Emmer Green is an electoral ward of the Borough of Reading, in the English county of Berkshire. Until the 2022 Reading Borough Council election, it was known as Peppard ward and had slightly different boundaries.

Extent

The ward is north and north-east of the commercial centre of the suburb of Caversham, namely its Thames and Caversham wards.  It covers all of Emmer Green including wholly residential and smaller 'Caversham Park Village' which is not marked on many maps. It includes a small proportion of Caversham proper, which was until the early 20th century the parish of (and had the main amenities of) Emmer Green.  They have some interdependence to this day, such as in education, voluntary and sporting organisations, small shops and supermarkets.  The proportion of socially rented housing has consistently been lower than the borough average in the 2001 and 2011 censuses and is mentioned in the Emmer Green and Caversham articles.

Councillors
As with all Reading wards, apart from smaller Mapledurham, Peppard ward elects three councillors to Reading Borough Council. As the council is elected by thirds, its three councillors were variously elected in 2011, 2012 and 2014.

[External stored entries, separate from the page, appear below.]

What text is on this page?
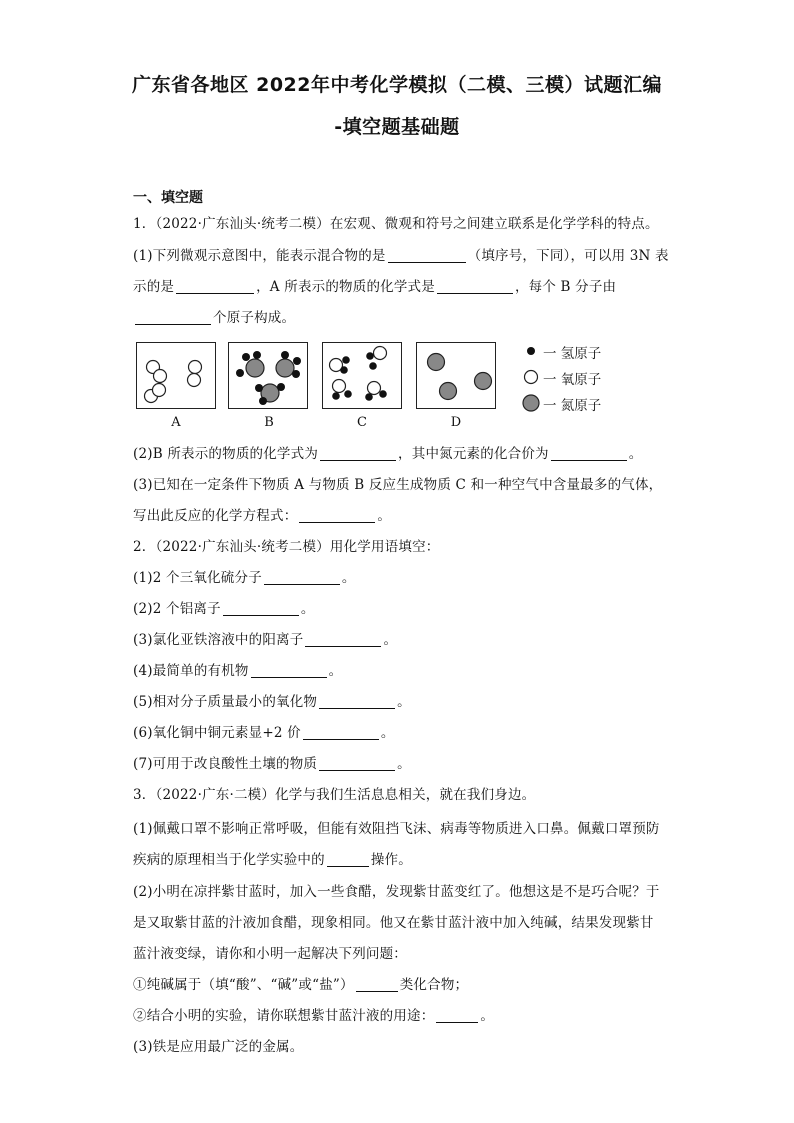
广东省各地区 2022年中考化学模拟（二模、三模）试题汇编
-填空题基础题
一、填空题
1．（2022·广东汕头·统考二模）在宏观、微观和符号之间建立联系是化学学科的特点。
(1)下列微观示意图中，能表示混合物的是	（填序号，下同），可以用 3N 表
示的是	，A 所表示的物质的化学式是	，每个 B 分子由
个原子构成。
A	B	C	D
一 氢原子
一 氧原子
一 氮原子
(2)B 所表示的物质的化学式为	，其中氮元素的化合价为	。
(3)已知在一定条件下物质 A 与物质 B 反应生成物质 C 和一种空气中含量最多的气体，
写出此反应的化学方程式：	。
2．（2022·广东汕头·统考二模）用化学用语填空：
(1)2 个三氧化硫分子	。
(2)2 个铝离子	。
(3)氯化亚铁溶液中的阳离子	。
(4)最简单的有机物	。
(5)相对分子质量最小的氧化物	。
(6)氧化铜中铜元素显+2 价	。
(7)可用于改良酸性土壤的物质	。
3．（2022·广东·二模）化学与我们生活息息相关，就在我们身边。
(1)佩戴口罩不影响正常呼吸，但能有效阻挡飞沫、病毒等物质进入口鼻。佩戴口罩预防
疾病的原理相当于化学实验中的	操作。
(2)小明在凉拌紫甘蓝时，加入一些食醋，发现紫甘蓝变红了。他想这是不是巧合呢？于
是又取紫甘蓝的汁液加食醋，现象相同。他又在紫甘蓝汁液中加入纯碱，结果发现紫甘
蓝汁液变绿，请你和小明一起解决下列问题：
①纯碱属于（填“酸”、“碱”或“盐”）	类化合物；
②结合小明的实验，请你联想紫甘蓝汁液的用途：	。
(3)铁是应用最广泛的金属。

These councillors are in order of election: Jane Stanford-Beale, Simon Robinson and Clare Grashoff, who are all Conservatives.

Historic composition
In 2004 the election was held under the previous system adopted by the Borough of 'whole council' elections.  The three councillors were all elected in one election, who were two Liberal Democrats and one Conservative.

In 2006 one of the seats was contested and resulted in the re-election of Mark Ralph for the Conservative Party, who was re-elected four years later.